Over the last five years, trends suggest that commercial due diligence has increased in popularity. This is due to a number of factors, the obvious ones being that buyers are more sophisticated now and that there has been a shift by private equity away from opportunistic purchases. These factors, coupled with competition from sovereign wealth funds and nervous senior debt providers, are delivering a greater need to understand the commercial and market context of the transaction – even before embarking on the financial due diligence.
Commercial due diligence is considered to be important because the numbers can be checked, double-checked, and even triple-checked, but if you haven’t set the numbers in the correct market context you are likely to be at best missing a trick and at worst wasting your time.
We believe it is crucial that commercial due diligence kicks off first to obtain robust feedback before the financial team wade into the numbers. That way there is some reassurance that they are doing their work in the proper context.
What is checked during commercial due diligence?

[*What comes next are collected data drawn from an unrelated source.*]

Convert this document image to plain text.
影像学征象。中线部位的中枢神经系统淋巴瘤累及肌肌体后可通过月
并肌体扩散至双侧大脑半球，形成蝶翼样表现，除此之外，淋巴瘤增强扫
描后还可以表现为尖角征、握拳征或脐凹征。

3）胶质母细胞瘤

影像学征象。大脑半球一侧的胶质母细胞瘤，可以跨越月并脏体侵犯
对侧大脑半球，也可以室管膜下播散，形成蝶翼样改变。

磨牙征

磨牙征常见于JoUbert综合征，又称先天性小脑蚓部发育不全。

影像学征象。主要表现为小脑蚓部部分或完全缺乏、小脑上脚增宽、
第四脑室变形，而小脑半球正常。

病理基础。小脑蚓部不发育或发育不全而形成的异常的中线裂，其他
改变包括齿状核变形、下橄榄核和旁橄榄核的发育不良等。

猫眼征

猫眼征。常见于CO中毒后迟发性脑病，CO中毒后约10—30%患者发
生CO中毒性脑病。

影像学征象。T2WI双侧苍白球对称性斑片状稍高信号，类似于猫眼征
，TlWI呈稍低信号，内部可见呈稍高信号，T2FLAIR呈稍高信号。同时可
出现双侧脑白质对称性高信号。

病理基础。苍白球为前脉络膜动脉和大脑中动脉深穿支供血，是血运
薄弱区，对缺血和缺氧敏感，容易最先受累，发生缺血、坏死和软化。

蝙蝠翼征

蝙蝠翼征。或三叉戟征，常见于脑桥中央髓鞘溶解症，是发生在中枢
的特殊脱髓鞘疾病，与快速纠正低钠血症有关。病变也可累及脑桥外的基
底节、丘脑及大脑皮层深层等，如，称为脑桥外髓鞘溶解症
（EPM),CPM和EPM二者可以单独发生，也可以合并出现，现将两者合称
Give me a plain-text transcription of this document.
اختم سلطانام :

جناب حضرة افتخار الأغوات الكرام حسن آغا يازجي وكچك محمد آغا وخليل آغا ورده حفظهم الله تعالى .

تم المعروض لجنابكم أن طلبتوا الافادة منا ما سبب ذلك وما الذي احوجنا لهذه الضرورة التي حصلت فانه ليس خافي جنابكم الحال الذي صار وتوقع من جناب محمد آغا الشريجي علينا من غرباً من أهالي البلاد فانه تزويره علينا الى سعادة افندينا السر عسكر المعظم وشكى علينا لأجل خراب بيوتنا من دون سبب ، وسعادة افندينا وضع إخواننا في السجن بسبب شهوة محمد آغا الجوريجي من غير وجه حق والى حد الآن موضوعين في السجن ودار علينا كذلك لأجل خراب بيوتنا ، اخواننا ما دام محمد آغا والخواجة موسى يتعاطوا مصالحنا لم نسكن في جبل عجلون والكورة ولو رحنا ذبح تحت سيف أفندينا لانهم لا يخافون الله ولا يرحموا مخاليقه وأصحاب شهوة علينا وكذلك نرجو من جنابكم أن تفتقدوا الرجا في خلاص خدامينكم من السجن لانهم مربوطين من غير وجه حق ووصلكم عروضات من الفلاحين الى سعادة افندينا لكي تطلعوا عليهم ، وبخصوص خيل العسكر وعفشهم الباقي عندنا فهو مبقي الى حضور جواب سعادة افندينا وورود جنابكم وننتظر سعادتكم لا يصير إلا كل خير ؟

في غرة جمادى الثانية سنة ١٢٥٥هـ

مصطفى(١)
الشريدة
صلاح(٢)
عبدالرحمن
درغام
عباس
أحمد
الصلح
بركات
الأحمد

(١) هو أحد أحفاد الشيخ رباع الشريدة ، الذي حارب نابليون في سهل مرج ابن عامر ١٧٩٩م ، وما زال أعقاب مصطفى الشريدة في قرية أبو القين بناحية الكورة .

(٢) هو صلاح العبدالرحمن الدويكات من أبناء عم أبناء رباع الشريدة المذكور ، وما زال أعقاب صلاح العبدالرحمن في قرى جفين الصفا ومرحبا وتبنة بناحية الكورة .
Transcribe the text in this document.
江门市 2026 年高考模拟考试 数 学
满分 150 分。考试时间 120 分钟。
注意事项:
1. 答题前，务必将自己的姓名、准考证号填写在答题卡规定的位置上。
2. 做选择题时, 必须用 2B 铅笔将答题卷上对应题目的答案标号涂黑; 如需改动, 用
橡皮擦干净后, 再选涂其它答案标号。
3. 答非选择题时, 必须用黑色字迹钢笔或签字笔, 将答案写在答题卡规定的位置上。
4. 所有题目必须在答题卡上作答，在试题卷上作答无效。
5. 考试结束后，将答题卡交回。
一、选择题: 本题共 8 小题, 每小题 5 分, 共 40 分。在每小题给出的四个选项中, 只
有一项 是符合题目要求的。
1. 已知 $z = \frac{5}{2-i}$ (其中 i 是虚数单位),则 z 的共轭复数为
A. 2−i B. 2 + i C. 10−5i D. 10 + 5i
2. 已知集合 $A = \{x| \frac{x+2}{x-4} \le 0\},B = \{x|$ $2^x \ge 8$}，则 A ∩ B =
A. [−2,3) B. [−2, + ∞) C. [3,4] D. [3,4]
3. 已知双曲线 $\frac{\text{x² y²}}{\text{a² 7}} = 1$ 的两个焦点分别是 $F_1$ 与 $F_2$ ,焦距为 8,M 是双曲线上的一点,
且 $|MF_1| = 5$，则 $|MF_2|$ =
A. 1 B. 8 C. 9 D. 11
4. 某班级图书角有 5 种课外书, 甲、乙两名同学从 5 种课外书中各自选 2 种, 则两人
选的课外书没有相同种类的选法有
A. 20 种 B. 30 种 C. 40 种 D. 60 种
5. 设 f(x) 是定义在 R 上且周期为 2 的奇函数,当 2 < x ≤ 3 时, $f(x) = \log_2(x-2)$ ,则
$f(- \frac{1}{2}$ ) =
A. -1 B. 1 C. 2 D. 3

A range of activities are performed in commercial due diligence, such as assessing market access and qualification of assumptions (sales forecasts, product/service pricing, margins, cost base, etc). Work performed here will often look at market segmentation and product positioning, timing, the pipeline and the competitive landscape.
Signposting the issues to be explored during financial due diligence is key here. An approach often talked about is the integrated or holistic approach in which the commercial and financial due diligence are performed by the same firm. Others favour the approach that sees the commercial due diligence work completed by one firm while the financial due diligence work is conducted by another.
Either way, these are two services that when combined provide a feature-rich study into the likely prospects of a target in prevailing market conditions. Many deals will only be progressed when all aspects of the business have been explored.
What is the value of operational due diligence?
Tough market conditions are causing many potential buyers to focus on checking all aspects of a target. A few years ago, it would have been much less common to have a detailed review of the operational aspects of a target. Private equity houses have been instrumental in pushing for this form of due diligence. Known as operational due diligence, it involves checks relating to the quality of people, processes, relationships in the supply chain and the quality of the management team.
Work performed here often has real value to all parties and may be used to develop a plan for performance improvement by management. This type of review is also helpful to bridge a gap or deficiency, and so may become a good indicator of synergies for the deal.
How has the downturn affected due diligence?
Target businesses are unlikely to undergo a financial due diligence exercise alone. Demanding market conditions and a tough economy are forcing more potential buyers to complete commercial and operational due diligence, and this in its own right will place great demands on a target while it is courting potential suitors and trying to deliver business as usual.
Buyers should think twice before making the decision to run exclusively with financial due diligence. The commercial context is key and the operational aspects of the business will help to identify opportunities.
Sellers should make the most of the process as it’s akin to having consultants in and looking at the market and operational capabilities. Make it clear that you would like copies, and use the material wisely.